Higher rates of viewability, "zero fraud" and transparency of transactions were discussed widely at the 2016 edition held in Shanghai and opened by GroupM China CEO Patrick Xu. “Marketers have to innovate constantly to generate the maximum ROI and utilise technologies to realise the value of data," Xu said. "Most importantly, they must know the viewability level of their advertising in order to identify fraud and maintain brand safety.”

The new normal

The traditional marketer approach to define target audiences was also challenged at the conference. Benjamin Wei, head of mobile for GroupM China, described how the old method looked like: through previous research, past experience or even imagination.

Wei, who leads GroupM's mobile service product Hummingbird, also touched on how the old ways led to inaccurate insights, chaotic targeting and eventually yielded bad results for clients. With partnerships aross data partners Getui, Talking Data, Alibaba and Tencent, Wei said he believes data was only the starting point of innovation, emphasising that how you use data is more important than creating it.

Rob Norman, chief digital officer of GroupM Worldwide, chimed in on a call for marketers to “create new muscle memory”. 

“We need to think more about how people actually use media and platforms and think about how to create value beyond advertising that ushers in a new kind of brand love built on a combination of exposure, experience, value exchange, participation and sharing,” he said.

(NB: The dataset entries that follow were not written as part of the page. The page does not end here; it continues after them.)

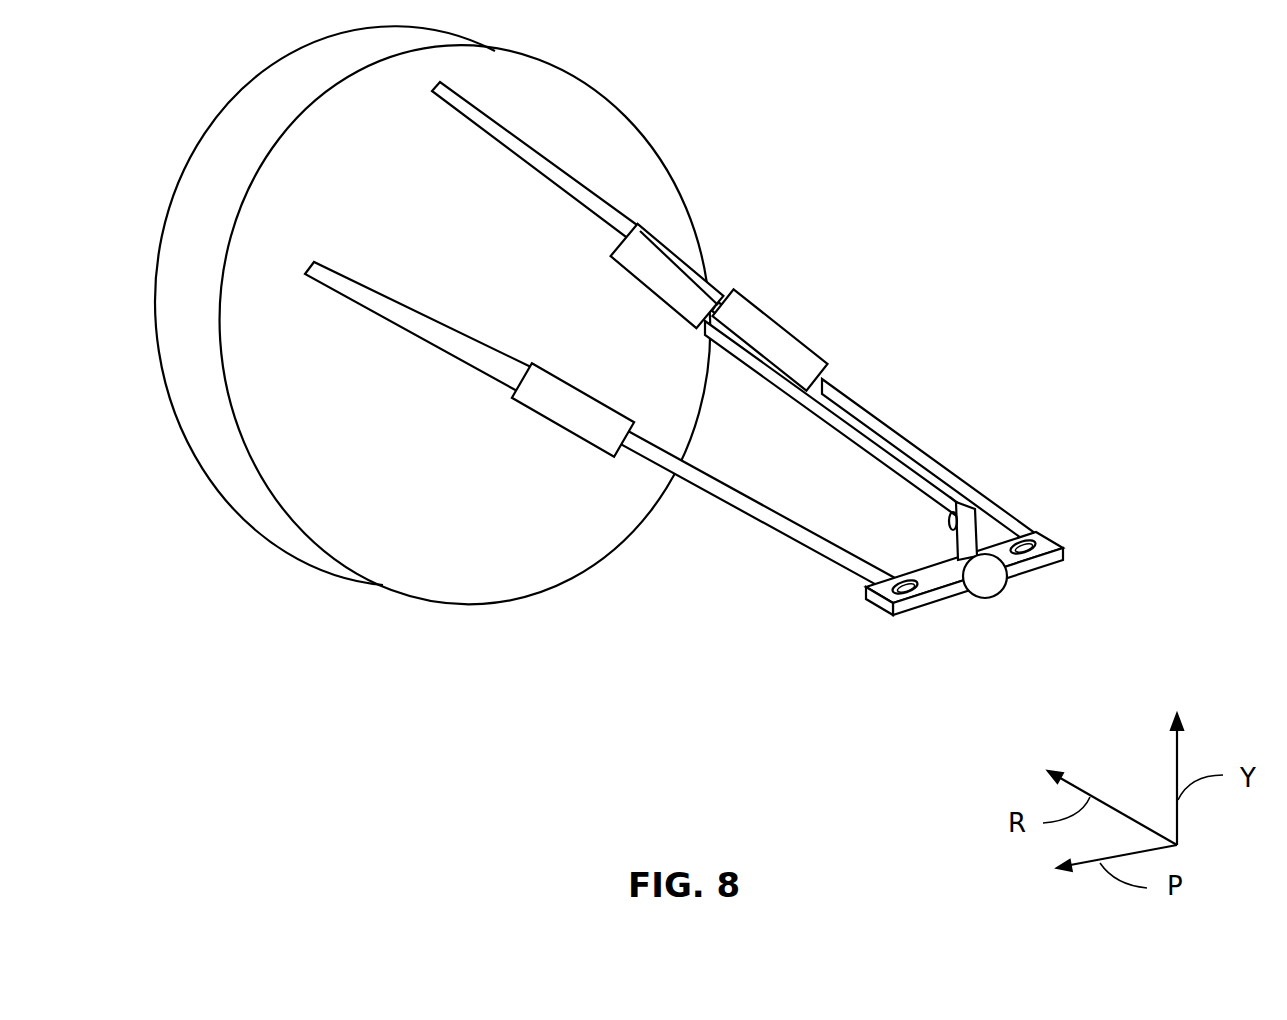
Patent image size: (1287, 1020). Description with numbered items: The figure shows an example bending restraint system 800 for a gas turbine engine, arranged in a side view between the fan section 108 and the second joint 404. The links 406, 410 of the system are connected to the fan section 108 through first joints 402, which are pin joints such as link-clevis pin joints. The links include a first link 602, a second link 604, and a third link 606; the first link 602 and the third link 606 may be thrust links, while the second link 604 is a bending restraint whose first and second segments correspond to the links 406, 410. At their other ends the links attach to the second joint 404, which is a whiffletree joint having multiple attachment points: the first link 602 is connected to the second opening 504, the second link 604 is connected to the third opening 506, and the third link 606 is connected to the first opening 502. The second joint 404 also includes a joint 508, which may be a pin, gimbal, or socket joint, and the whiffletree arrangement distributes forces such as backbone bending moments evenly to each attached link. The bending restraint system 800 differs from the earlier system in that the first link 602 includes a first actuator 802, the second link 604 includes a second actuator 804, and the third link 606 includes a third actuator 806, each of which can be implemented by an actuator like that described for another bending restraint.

The fan section 108 is at (172, 200).
The first joint 402 is at (437, 95).
The first link 602 is at (773, 527).
The second link 604 is at (841, 433).
The third link 606 is at (828, 370).
The third actuator 806 is at (660, 303).
The second actuator 804 is at (777, 320).
The first actuator 802 is at (550, 420).
The second joint 404 is at (996, 553).
The second opening 504 is at (887, 598).
The first opening 502 is at (1033, 557).
The third opening 506 is at (956, 538).
The joint 508 is at (985, 598).
The bending restraint system 800 is at (996, 88).
The link 406 is at (818, 240).
The link 410 is at (890, 239).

Liu Peng, author of Computational Advertising, said in one of the panels that he believed brand marketers should not only care about their target audience, but also those who proactively spread your online content.

“The most important thing for today’s marketers is to find their real business objective, and then leverage related data, especially that which is generated by consumers themselves, to achieve this objective,” Liu said. 

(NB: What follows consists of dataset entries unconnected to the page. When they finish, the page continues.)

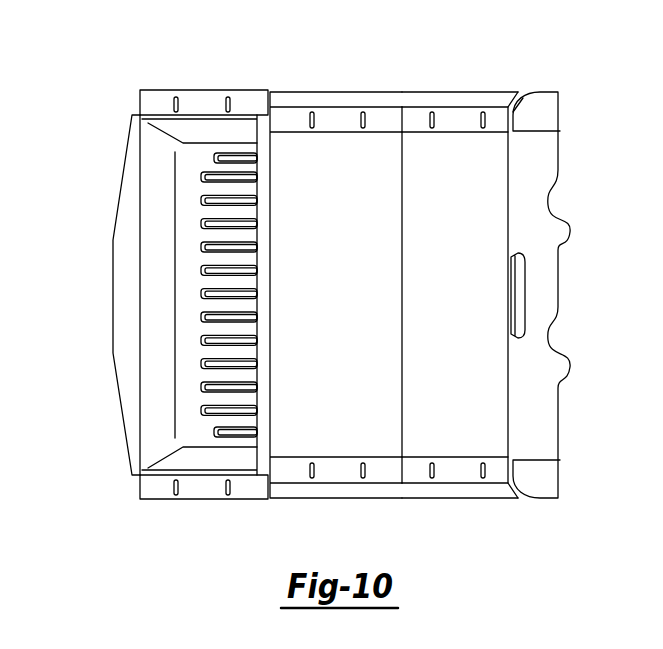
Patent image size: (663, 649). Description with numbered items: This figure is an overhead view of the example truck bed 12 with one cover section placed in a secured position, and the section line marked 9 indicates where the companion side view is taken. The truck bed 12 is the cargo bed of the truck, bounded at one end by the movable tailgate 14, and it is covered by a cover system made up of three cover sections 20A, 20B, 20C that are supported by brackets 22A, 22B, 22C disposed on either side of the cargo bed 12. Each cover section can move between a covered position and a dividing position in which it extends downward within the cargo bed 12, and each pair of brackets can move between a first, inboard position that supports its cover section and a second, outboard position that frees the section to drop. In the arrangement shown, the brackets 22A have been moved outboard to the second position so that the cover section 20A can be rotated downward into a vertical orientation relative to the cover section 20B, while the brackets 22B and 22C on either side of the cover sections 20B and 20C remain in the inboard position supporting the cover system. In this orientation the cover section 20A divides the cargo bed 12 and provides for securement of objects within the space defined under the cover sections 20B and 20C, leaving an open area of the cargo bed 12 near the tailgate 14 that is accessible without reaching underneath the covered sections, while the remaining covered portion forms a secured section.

The section line of FIG. 9 is at (48, 296).
The truck bed 12 is at (185, 360).
The movable tailgate 14 is at (115, 276).
The cover section 20A is at (262, 225).
The cover section 20B is at (320, 319).
The cover section 20C is at (428, 319).
The bracket 22A is at (242, 95).
The bracket 22B is at (371, 115).
The bracket 22C is at (480, 115).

GroupM China CEO, Patrick Xu

Safety first

Another partnership that was a hot topic on conference day was the newly launched GroupM Trusted Marketplace (GroupM TMP)—currently the largest digital inventory ecosystem which corrals nearly 30 partners including Tencent, iQiyi, ThePaper, imgo.tv, Huawei and Weibo. Several conference speakers agreed that this is a strong lead to a safer environment.

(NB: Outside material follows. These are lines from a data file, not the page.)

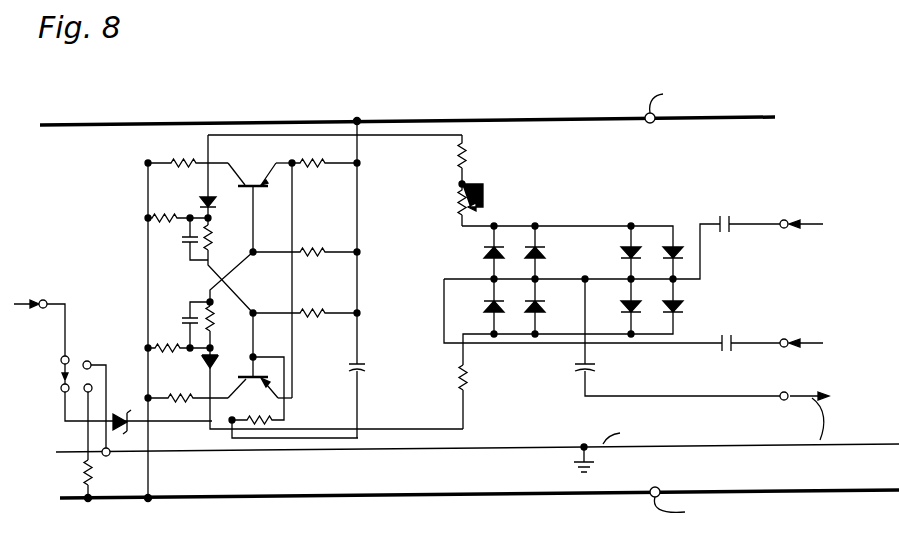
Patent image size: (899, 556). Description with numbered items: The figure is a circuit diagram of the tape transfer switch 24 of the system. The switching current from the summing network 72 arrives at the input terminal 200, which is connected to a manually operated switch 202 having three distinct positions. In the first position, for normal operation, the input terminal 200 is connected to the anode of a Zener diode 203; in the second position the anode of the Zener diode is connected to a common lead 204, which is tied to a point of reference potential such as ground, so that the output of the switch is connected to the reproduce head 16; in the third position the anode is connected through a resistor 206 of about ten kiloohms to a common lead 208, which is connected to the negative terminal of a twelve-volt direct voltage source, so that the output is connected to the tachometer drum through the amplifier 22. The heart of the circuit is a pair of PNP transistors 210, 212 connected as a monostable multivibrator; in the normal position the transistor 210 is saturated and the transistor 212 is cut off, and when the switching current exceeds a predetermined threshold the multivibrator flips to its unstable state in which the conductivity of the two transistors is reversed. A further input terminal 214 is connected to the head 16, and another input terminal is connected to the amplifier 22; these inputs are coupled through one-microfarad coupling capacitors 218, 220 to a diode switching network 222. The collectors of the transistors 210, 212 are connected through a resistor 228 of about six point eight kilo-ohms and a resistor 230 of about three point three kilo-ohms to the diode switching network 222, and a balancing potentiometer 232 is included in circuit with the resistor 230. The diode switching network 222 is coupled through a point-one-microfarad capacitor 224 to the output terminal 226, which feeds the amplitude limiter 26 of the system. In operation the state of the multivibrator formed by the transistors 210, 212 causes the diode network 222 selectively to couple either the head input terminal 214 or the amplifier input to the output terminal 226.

The tape transfer switch 24 is at (453, 267).
The switching current from summing network 72 is at (47, 300).
The input terminal 200 is at (46, 309).
The manually operated switch 202 is at (73, 380).
The Zener diode 203 is at (122, 437).
The common lead 204 is at (553, 450).
The resistor 206 is at (84, 477).
The common lead 208 is at (585, 496).
The PNP transistor 210 is at (252, 188).
The PNP transistor 212 is at (247, 372).
The input terminal 214 is at (789, 230).
The reproduce head 16 is at (798, 212).
The coupling capacitor 218 is at (719, 220).
The coupling capacitor 220 is at (722, 337).
The amplifier 22 is at (810, 340).
The diode switching network 222 is at (601, 267).
The capacitor 224 is at (579, 374).
The output terminal 226 is at (782, 392).
The amplitude limiter 26 is at (752, 443).
The resistor 228 is at (470, 392).
The resistor 230 is at (471, 168).
The balancing potentiometer 232 is at (459, 206).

Expanding the definition of premium inventories, GroupM APAC CEO and China chairman, Mark Patterson said: “It not only refers to the best ad spaces at the best time, but also the spaces that your ads are actually seen by [your] target audience, and with zero fraud.”

In addition, Sandra Cheng, emerging channel director at Pfizer, noted that ecommerce platforms themselves can have a great impact on a brand’s marketing. “Their fast-changing ad formats, big data ad products count for something but we have to stick to the principle that relevance is everything.”

Anchoring the day was the internal partnership between Wunderman, GroupM and Kantar which creates single, unified, enduring consumer profiles which are shared across the group. Collating data across media, lifestyle, purchase and demographics, Gao Baosheng, China lead for Project Compass, said that enduring profiles are created when they have six elements: a consumer’s “media exposure, connected to the client CRM, recent product purchase behaviours, demographics, consumer research and third party data from players like Union Pay.”

Wei also talked about how maximum value can happen when media and communication strategies take advantage of automatic data mapping and audience targeting by triggering chemical reactions between online and offline data at mobile terminals. “The Chinese mobile landscape can no longer depend on demographics to pay dividends,” Wei explained. “Today it needs to profit from data dividends.